Improving the Homicide Unit
When she took office in January 2004, DA Harris inherited a backlog of 74 homicide cases—some more than four years old. Each of these cases represented justice delayed for not only the victim’s family but for the entire community. At the same time, San Francisco taxpayers were bearing a financial burden ($35,000 per inmate per year) to house these defendants in our local jail while they awaited trial or sentencing to state prison. In the past two years, the District Attorney’s Office has significantly reduced the homicide backlog, cutting it by nearly half.
DA Harris also enhanced the staffing of the Homicide Unit, increasing the number of prosecutors and investigators. To ensure coordinated investigation and communication with the SFPD Homicide Unit, a homicide prosecutor and investigator have been placed on 24-hour call.

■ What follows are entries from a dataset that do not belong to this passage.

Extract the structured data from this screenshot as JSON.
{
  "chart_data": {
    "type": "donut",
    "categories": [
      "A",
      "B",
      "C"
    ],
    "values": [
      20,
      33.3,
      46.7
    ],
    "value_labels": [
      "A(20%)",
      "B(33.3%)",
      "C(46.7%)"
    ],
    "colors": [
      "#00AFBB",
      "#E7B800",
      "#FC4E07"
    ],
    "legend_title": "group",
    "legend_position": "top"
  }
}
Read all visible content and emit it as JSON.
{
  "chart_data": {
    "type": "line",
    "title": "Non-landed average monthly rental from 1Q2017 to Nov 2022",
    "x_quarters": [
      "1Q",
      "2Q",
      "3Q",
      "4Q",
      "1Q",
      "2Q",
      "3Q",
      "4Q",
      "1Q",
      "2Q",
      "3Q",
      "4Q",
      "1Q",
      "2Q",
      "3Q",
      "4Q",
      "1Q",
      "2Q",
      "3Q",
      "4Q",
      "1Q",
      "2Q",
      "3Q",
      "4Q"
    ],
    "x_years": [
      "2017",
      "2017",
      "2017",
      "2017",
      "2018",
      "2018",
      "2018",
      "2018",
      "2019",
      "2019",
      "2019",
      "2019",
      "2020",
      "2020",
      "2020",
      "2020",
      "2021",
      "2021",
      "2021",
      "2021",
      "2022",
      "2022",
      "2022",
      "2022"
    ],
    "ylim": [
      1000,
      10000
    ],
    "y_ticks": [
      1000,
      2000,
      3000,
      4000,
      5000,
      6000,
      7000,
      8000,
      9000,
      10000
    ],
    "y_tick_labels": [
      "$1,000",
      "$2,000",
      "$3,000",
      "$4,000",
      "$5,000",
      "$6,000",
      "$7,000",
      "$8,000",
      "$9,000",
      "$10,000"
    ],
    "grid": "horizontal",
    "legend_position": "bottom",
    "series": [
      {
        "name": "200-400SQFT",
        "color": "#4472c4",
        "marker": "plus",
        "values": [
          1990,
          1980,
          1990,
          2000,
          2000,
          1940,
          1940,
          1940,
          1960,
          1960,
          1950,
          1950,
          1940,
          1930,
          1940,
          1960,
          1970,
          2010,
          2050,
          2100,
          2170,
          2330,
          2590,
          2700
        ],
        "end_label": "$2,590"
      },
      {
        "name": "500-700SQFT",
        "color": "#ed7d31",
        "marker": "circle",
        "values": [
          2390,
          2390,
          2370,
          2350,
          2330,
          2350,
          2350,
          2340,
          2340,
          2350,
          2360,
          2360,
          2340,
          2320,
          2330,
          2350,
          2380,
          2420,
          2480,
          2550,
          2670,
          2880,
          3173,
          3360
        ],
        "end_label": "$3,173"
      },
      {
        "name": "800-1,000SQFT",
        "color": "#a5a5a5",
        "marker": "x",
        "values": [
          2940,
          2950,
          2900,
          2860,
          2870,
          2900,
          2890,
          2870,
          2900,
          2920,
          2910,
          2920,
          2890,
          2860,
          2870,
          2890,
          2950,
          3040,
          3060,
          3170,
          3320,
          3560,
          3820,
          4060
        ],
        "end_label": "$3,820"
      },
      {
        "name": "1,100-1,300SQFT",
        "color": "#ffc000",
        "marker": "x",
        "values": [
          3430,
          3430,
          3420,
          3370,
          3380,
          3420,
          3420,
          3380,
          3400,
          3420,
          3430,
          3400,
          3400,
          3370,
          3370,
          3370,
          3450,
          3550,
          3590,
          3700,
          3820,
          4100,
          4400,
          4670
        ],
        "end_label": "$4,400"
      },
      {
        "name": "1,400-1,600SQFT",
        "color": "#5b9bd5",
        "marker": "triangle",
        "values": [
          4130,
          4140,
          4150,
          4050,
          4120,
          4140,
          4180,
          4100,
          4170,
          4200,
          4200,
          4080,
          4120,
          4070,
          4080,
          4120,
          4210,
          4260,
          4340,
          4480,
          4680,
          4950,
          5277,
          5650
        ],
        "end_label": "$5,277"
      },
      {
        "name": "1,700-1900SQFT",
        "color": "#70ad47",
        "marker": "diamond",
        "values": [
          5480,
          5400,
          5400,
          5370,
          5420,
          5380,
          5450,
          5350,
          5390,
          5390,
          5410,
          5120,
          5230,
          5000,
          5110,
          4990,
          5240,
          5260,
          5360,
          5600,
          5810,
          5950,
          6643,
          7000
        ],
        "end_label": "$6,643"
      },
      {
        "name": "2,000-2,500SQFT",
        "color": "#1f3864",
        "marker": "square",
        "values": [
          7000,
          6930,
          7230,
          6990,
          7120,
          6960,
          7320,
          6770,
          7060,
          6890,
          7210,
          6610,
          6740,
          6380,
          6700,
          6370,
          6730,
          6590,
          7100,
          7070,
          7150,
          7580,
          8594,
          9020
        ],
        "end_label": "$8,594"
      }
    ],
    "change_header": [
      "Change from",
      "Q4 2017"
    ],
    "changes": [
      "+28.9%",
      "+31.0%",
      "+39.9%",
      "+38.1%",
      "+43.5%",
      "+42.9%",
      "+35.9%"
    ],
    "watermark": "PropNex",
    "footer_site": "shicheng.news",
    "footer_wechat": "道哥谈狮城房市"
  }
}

As a result, the Unit’s prosecutors are securing more convictions at trial. In 2005, prosecutors secured convictions in a number of high profile cases, including a conviction in what is believed to be one of the oldest cold hit cases in the country. In another recent case, in December 2005, a man who killed his girlfriend, then set her on fire, was sentenced to 23 years to life in prison—the maximum under the law for the crimes.
Under the leadership of DA Harris, in 2005 the Office has placed an increased emphasis on reaching out to victims of violent crime and rebuilding the public’s trust in the criminal justice process. Our Office offers a wide range of services and support for every victim of violent crime, such as crisis intervention, access to grief and trauma counseling, crime scene clean up, emergency shelter, court accompaniment, and many other services.
The office is now able to provide all families of homicide victims with up to $7,500 toward burial costs. The state excludes families from burial assistance when the individual murdered was on felony probation or parole at the time they were killed. San Francisco recently became the first county in California to assist those otherwise excluded from state assistance.